Overview

Please print out your answers and hand them in during the class. Thanks!

Lecture 2

Q1: [C#threads]

It is important to pick the right lock granularity. If the lock is too "big", there won't be enough concurrency. If the lock is too "small", it might not be correct (and might also bring deadlock problems). Explain the choice of lock granularity in Lab 1 for lock_server and argue why it is correct. Give an example of a fine grained lock that is incorrect for lock_server.

Q2: [RPC]

The RPC library for our labs provides at-most-once semantics and thus it does not guarantee delivery. Is it worthwhile to augment it to provide exactly-once semantics? Explain.

Lecture 3

Q1: [MapReduce]

In MapReduce, each Mapper saves intermediate key/value pairs in R partitions on its local disk. Contrast the pros and cons of this approach to the alternative of having Mappers directly send intermediate results in R reducers that shuffle and save intermediate results on reducers' local disk before feeding them to the user-defined reduce function.

Q2: [MapReduce] Give a back-of-the-envelop calcuation for how long it takes to sort 1TB data (in 10^10 100-byte records) on one commodity computer. Give a back-of-the-envelop calculation for how long it takes to sort the same amount of data on 1000 machines using MapReduce (R=1000). Write down your assumptions about disk or network performances if there are any.

Q3: [Dryad] Describe a MapReduce program (or a series of MR programs) that solves the example SQL query in Section 2.1 of [Dryad]. If you assume different input file formats than ugriz.bin and and neighbors.bin than in the paper, explain them.

Lecture 5

Q1: [Bayou]
Say you want to implement a Calendar application on top of Bayou that supports three simple operations "ADD_EVENT", "DELETE_EVENT", "READ_EVENT". Each of the operations takes a timeslot as its argument and adds/deletes/reads/ an event. For fault tolerance reasons, a user can access the Calendar application from any Bayou server. Suppose each user is only allowed to access his own private Calendar, what kind of "non-intuitive" or "anomalous" results your Calendar user might experience? Suppose two users share a calendar, what kind of "non-intuitive" results they might experience?

Lecture 6

Q1: [SysR] What property must the system checkpoint operation guarantee? Atomicity? Consistency? How does System R guarantee it?

Q2: [Cedar] Why doesn't FSD log data writes?

Lecture 7

Q1: [Two phase commit]
Beyond what point in the execution of the distributed 2-phase commit protocol is the transaction considered committed (no matter what happens later)?

Q2: Why must the coordinator in two phase commit log the outcome of its decision before sending out commit messages?

Lecture 9

Q1: [Hypervisor]
Suppose the primary fails due to a power failure, the backup takes over, and then power to the primary is restored.
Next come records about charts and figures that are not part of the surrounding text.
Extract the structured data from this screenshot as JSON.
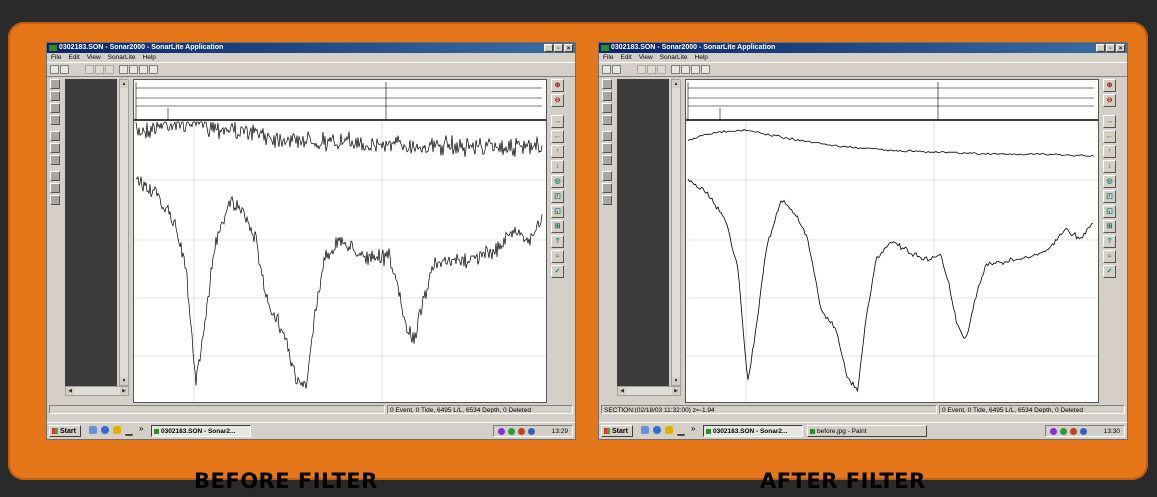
{
  "panels": {
    "before": {
      "window_title": "0302183.SON - Sonar2000 - SonarLite Application",
      "menu": [
        "File",
        "Edit",
        "View",
        "SonarLite",
        "Help"
      ],
      "status_section": "",
      "status_info": "0 Event, 0 Tide, 6495 L/L, 6534 Depth, 0 Deleted",
      "taskbar": {
        "start": "Start",
        "chevron": "»",
        "tasks": [
          "0302183.SON - Sonar2..."
        ],
        "clock": "13:29"
      },
      "caption": "BEFORE FILTER"
    },
    "after": {
      "window_title": "0302183.SON - Sonar2000 - SonarLite Application",
      "menu": [
        "File",
        "Edit",
        "View",
        "SonarLite",
        "Help"
      ],
      "status_section": "SECTION:(02/18/03 11:32:00) z=-1.94",
      "status_info": "0 Event, 0 Tide, 6495 L/L, 6534 Depth, 0 Deleted",
      "taskbar": {
        "start": "Start",
        "chevron": "»",
        "tasks": [
          "0302183.SON - Sonar2...",
          "before.jpg - Paint"
        ],
        "clock": "13:30"
      },
      "caption": "AFTER FILTER"
    }
  },
  "window_buttons": [
    "_",
    "̅",
    "×"
  ],
  "icons": {
    "right_toolbar": [
      "zoom-in-icon",
      "zoom-out-icon",
      "arrow-right-icon",
      "arrow-left-icon",
      "arrow-up-icon",
      "arrow-down-icon",
      "zoom-window-icon",
      "fit-icon",
      "zoom-box-icon",
      "pan-icon",
      "help-icon",
      "filter-icon",
      "check-icon"
    ]
  },
  "colors": {
    "frame": "#e6761a",
    "background": "#2b2a2b",
    "titlebar": "#0a246a"
  }
}
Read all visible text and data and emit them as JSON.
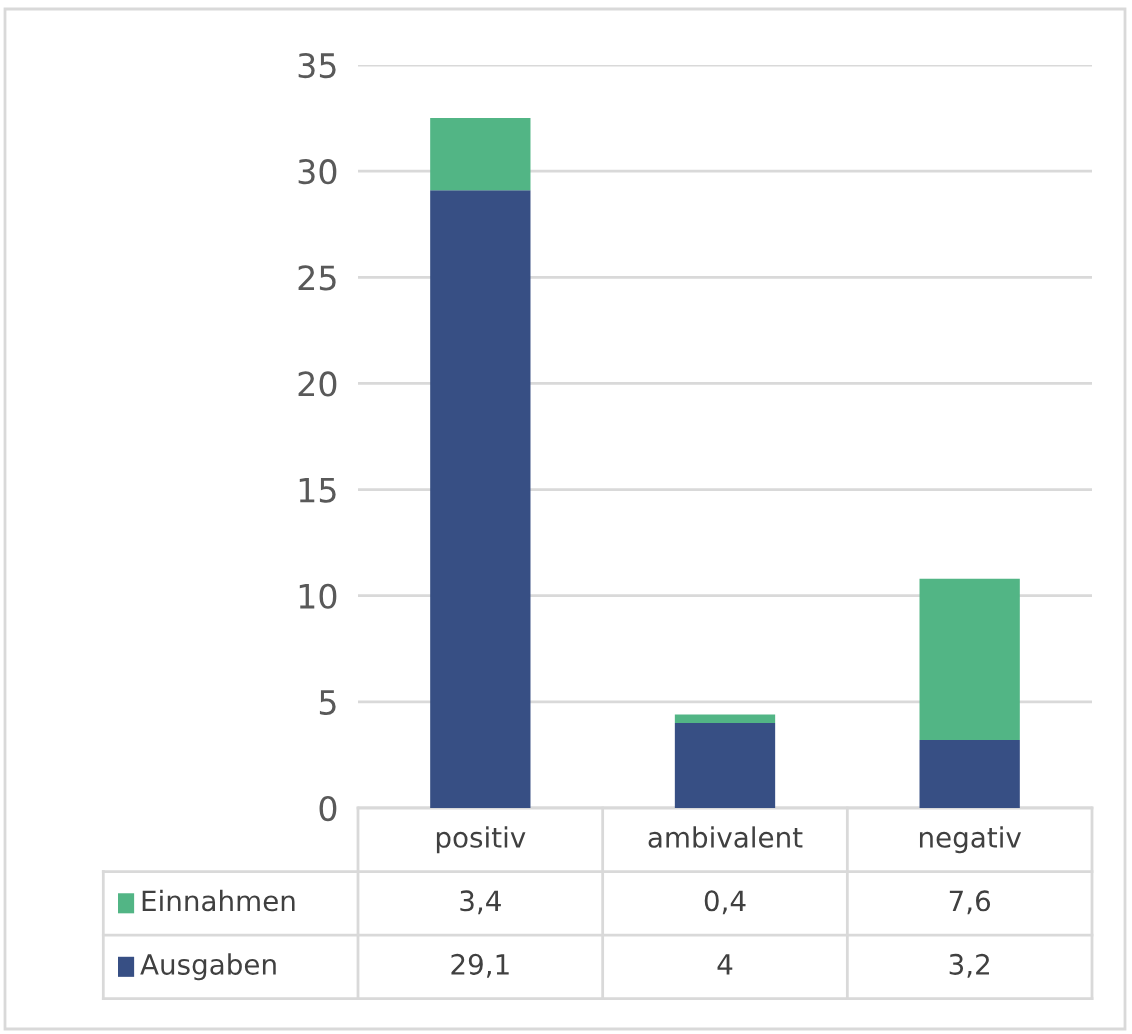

You would like the primary to resume replicated execution so that the system could tolerate a subsequent failure of the backup. Is this likely to be easy with hypervisor-based fault-tolerance? Why or why not?

Q2: [Paxos]
Is Paxos guranteed to terminate with a consensus if there are a majority of live nodes available? Why and why not?

Lecture 10

Q1: [PBFT]
If bad nodes are simply faulty (i.e. they happen to compute incorrect results) as opposed to being actively malicious, what is the number of replicas needed to handle f bad nodes? Why?

Lecture 11

Q1: [SUNDR]
In the simple straw-man, both fetch and modify operations are placed in the log and signed. Suppose an alternate design that only signs and logs modify operations. Does this allow a malicious server to break fetch-modify consistency or fork consistency? Why or why not? (Courtesy of Frans Kaashoek).

Lecture 12

Q1: [LBFS]
LBFS decides breakpoints based on the fingerprint of a 48-byte region. Why not just determine the breakpoints based on the actual content of the 48-byte region?